My first pet was really the dorm cat.  My room mate was a fish outta water on our floor of the dorm. Most of the girls in the surrounding rooms were music majors so poor Doris was exposed to all our musical angst.  We had a great deal of worry about sol feggio exercises.  We all called it sol feg (and probably didn't know this was short for sol feggio, anyway).  Sol feggio  was singing a piece of music using the names of the notes rather than the words.  So do re me is a version of sol feg.  I think we also had to use the hand gestures associated with the note, so practicing sol feggio is a lot like sign language only with singing.  My roommate, due to being normal and all, ask us what was this Soul Fish thing we were all so worried about.  Thus, the cat's name (at least on or floor), became Soul Fish, which I actually think is a pretty good name for a cat.
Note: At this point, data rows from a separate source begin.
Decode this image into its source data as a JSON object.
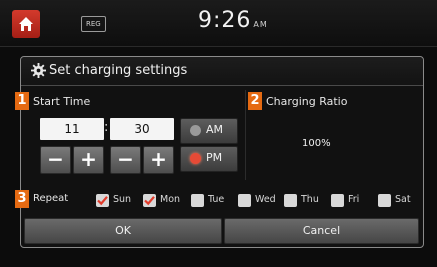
{
  "status_bar": {
    "badge": "REG",
    "time": "9:26",
    "ampm": "AM"
  },
  "dialog": {
    "title": "Set charging settings",
    "start_time": {
      "badge": "1",
      "label": "Start Time",
      "hour": "11",
      "minute": "30",
      "am_label": "AM",
      "pm_label": "PM",
      "selected": "PM"
    },
    "charging_ratio": {
      "badge": "2",
      "label": "Charging Ratio",
      "value": "100%"
    },
    "repeat": {
      "badge": "3",
      "label": "Repeat",
      "days": [
        {
          "label": "Sun",
          "checked": true
        },
        {
          "label": "Mon",
          "checked": true
        },
        {
          "label": "Tue",
          "checked": false
        },
        {
          "label": "Wed",
          "checked": false
        },
        {
          "label": "Thu",
          "checked": false
        },
        {
          "label": "Fri",
          "checked": false
        },
        {
          "label": "Sat",
          "checked": false
        }
      ]
    },
    "ok_label": "OK",
    "cancel_label": "Cancel"
  },
  "colors": {
    "accent_orange": "#e56a12",
    "radio_on": "#e64a36",
    "checkmark": "#e23b2b"
  }
}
Did you know that cat's can't digest milk?  Well, neither did most of the kids in the dorm so Soul Fish developed the nasty habit of having diarrhea on the students beds.  Soul Fish disappeared and although the thought is a little disconcerting, the med students had to dissect cats as part of their training. Do you suppose... Nah...

My next pet was a big, blonde, long-haired cat named Marilyn after...well, you can figure it out. I was a year ourt of college and living in a dive apartment with my roommate, Terri.  The apartment was crap, but it was two blocks off of the Country Club Plaza in Kansas City which gave it a certain (small) level of class. I had a job as a "psychiatric technician" (which is a glorified babysitter for patients on the psych unit) at a suburban hospital making minimum wage and supplemented it working retail at a store in nearby Westport.
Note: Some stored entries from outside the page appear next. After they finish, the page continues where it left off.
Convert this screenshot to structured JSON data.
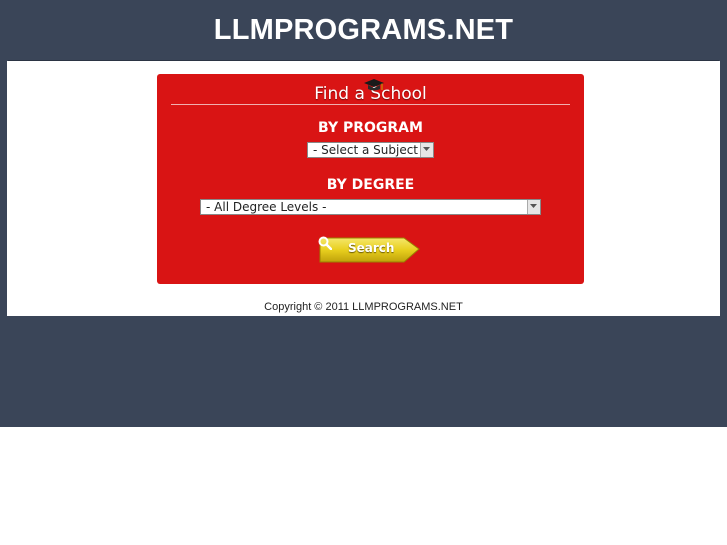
{
  "header": {
    "site_title": "LLMPROGRAMS.NET"
  },
  "search_box": {
    "title": "Find a School",
    "program_label": "BY PROGRAM",
    "subject_select_value": "- Select a Subject -",
    "degree_label": "BY DEGREE",
    "degree_select_value": "- All Degree Levels -",
    "search_button_label": "Search"
  },
  "footer": {
    "copyright": "Copyright © 2011 LLMPROGRAMS.NET"
  },
  "colors": {
    "header_bg": "#3a4558",
    "box_red": "#d91414",
    "button_yellow": "#e8cf1e"
  },
  "icons": {
    "title_icon": "graduation-cap-icon",
    "button_icon": "search-icon"
  }
}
I bought Marilyn  a pink rhinestone collar and had visions of her lounging on a silk pillow and sipping (something other than milk) out of a swanky silver cat dish.  I thought she made me seem chic...except for two things.   1).  I guess it was the year of the fleas because she was covered in them.  When fleas are too numerous on an animal, they leap off, looking for some other source of food.  My feet and ankles became flea fodder and I looked like I had some rare skin disorder confined to my feet. Several batches of flea dip and multiple cans of flea powder finally got rid of them  but then #2 came up.  As a just-out-of-college trying-to-be-cool young adult, I tended to spend my limited disposable income on things like red leather gloves and tickets to see the Eurythmics rather than on adequate pet care. So Marilyn never got fixed.  A cat in heat is not pleasant.  After suffering through nightly yowling and ruined sprayed furniture (that's okay since most of it was dumpster diving stuff any way), I finally convinced a co-worker to adopt her. I don't like to think about what may have happened to her after that!

When I went to grad school in Michigan, I did not subject any pets to my infrequent presence. Although,  I tried to have some fish in a bowl for awhile.  Somehow, I got the idea that  needed to use distilled water, and Fred and Ginger (so I like old movies, what can I say) went belly up from asphyxiation.

My next pet was after I graduated and had my first real job in Danville.  I adopted a runt-of-the-litter cat.  Cats really are ideal for busy/lazy people.  They are litter trained from the start.  They don't require walks.  They eat cat food without begging for your food.  Since I was an adult (sort of) now, I did the grown-up cat parent thing and got her fixed. Hooray!

I was dating a guy from India at the time, and named her the Tamil word for cat, which is punai  (pooh-nie).  But I never really called her that , and after I broke up with the Indian guy, I regressed to calling her the very original name of Kitty.  Her named was finally The Kitty.  The was actually part of her name.

The Kitty lasted a long time.  She moved to Chicago with me after I got married. She made it through two moves to our current house.  She made it until my son was 6 year old.  Then, she chose a day when we had company for lunch to have a heart attack and die.  If that wasn't awkward enough, My son, who had taken to calling her Creepers" because she was always creeping around, chose to hunt for her to show her, to our company,  after the death event.  I gently took him aside and said, "Eli, The Kitty was very old.  She was so old that her body couldn't live any more and she died".

I was waiting for wailing and tears.  His little face contorted for an instant before changing to questioning wonder.  He looked at me and asked,  "Can we get a fish?"